14.1 Keine Partei haftet für Verzögerungen oder Leistungsausfälle, die durch ein bei Vertragsschluss nicht vorhersehbares, außerhalb ihres zumutbaren Einflussbereichs liegendes Ereignis verursacht werden und auch bei angemessener Vorsorge nicht vermeidbar waren. Hierzu können insbesondere Naturereignisse, Krieg, rechtmäßige Arbeitskämpfe, behördliche Maßnahmen, flächendeckende Ausfälle von Energie- oder Kommunikationsnetzen sowie schwerwiegende Cyberangriffe auf angemessen geschützte Systeme gehören.

14.2 Die betroffene Partei informiert die andere Partei unverzüglich, begrenzt die Auswirkungen soweit zumutbar und nimmt die Leistung wieder auf, sobald das Hindernis entfällt. Leistungsfristen verlängern sich angemessen. Dauert das Hindernis länger als 60 Tage an und ist ein Festhalten am Vertrag unzumutbar, kann jede Partei den betroffenen Leistungsteil in Textform kündigen. Vergütungsansprüche für bereits vertragsgemäß erbrachte Leistungen bleiben bestehen.

15. Schlussbestimmungen

15.1 Es gilt das Recht der Bundesrepublik Deutschland unter Ausschluss des UN-Kaufrechts.

15.2 Ist der Kunde Kaufmann, eine juristische Person des öffentlichen Rechts oder ein öffentlich-rechtliches Sondervermögen, ist Berlin ausschließlicher Gerichtsstand für alle Streitigkeiten aus und im Zusammenhang mit dem Vertrag. Zwingende gesetzliche Gerichtsstände bleiben unberührt.

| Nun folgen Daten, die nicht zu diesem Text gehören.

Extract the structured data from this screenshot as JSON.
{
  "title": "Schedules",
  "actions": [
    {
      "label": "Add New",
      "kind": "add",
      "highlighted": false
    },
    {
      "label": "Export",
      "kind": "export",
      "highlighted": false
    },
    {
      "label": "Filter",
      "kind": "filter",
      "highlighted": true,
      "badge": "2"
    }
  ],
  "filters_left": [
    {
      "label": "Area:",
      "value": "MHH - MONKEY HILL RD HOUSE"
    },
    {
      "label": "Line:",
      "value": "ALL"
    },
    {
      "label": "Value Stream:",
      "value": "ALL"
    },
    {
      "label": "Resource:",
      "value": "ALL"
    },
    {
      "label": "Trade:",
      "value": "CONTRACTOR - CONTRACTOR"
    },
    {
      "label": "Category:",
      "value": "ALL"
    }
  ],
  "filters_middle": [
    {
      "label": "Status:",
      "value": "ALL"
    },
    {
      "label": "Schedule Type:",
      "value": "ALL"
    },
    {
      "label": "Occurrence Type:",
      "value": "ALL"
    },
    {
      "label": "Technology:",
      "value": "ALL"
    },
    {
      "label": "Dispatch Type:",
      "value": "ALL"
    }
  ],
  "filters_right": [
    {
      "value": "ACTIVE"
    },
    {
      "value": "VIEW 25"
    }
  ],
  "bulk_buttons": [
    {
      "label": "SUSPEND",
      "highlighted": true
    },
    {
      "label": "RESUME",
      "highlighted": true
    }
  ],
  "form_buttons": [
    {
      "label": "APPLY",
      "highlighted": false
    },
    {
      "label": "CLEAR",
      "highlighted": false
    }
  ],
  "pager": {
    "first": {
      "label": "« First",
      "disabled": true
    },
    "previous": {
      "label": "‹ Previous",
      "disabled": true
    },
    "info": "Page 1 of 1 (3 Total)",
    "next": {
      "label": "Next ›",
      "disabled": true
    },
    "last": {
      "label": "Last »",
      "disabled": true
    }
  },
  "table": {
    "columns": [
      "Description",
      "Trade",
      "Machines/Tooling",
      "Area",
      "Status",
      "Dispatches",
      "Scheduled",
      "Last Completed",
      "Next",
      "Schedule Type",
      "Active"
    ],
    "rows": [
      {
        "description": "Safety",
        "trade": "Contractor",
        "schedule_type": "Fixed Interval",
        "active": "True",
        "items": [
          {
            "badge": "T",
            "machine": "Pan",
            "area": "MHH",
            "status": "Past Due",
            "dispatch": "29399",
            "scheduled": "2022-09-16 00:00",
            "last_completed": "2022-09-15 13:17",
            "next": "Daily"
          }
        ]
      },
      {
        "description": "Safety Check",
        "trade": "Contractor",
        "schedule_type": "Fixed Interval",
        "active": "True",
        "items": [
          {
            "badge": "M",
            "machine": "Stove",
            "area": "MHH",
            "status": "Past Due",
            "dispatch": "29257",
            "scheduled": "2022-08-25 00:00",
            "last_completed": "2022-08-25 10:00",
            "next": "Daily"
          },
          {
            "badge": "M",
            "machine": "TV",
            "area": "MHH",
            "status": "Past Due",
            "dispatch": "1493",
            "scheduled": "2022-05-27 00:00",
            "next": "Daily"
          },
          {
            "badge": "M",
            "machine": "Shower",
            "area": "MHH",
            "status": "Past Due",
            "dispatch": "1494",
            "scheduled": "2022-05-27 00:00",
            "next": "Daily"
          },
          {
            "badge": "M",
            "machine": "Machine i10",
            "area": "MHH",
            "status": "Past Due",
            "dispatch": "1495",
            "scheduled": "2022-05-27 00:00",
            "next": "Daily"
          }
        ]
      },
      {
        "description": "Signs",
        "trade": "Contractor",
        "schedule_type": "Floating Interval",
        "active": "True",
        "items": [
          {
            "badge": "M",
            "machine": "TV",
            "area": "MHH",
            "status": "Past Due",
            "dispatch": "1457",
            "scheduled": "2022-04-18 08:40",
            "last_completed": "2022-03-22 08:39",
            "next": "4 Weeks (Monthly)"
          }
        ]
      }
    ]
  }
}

15.3 Änderungen und Ergänzungen des Vertrags sollen aus Nachweisgründen in Textform erfolgen. Individuelle Abreden und der Vorrang individuell ausgehandelter Vereinbarungen bleiben hiervon unberührt.

15.4 Sollten einzelne Bestimmungen unwirksam sein oder werden, richtet sich die Rechtsfolge nach den gesetzlichen Vorschriften. Die Wirksamkeit der übrigen Bestimmungen bleibt unberührt.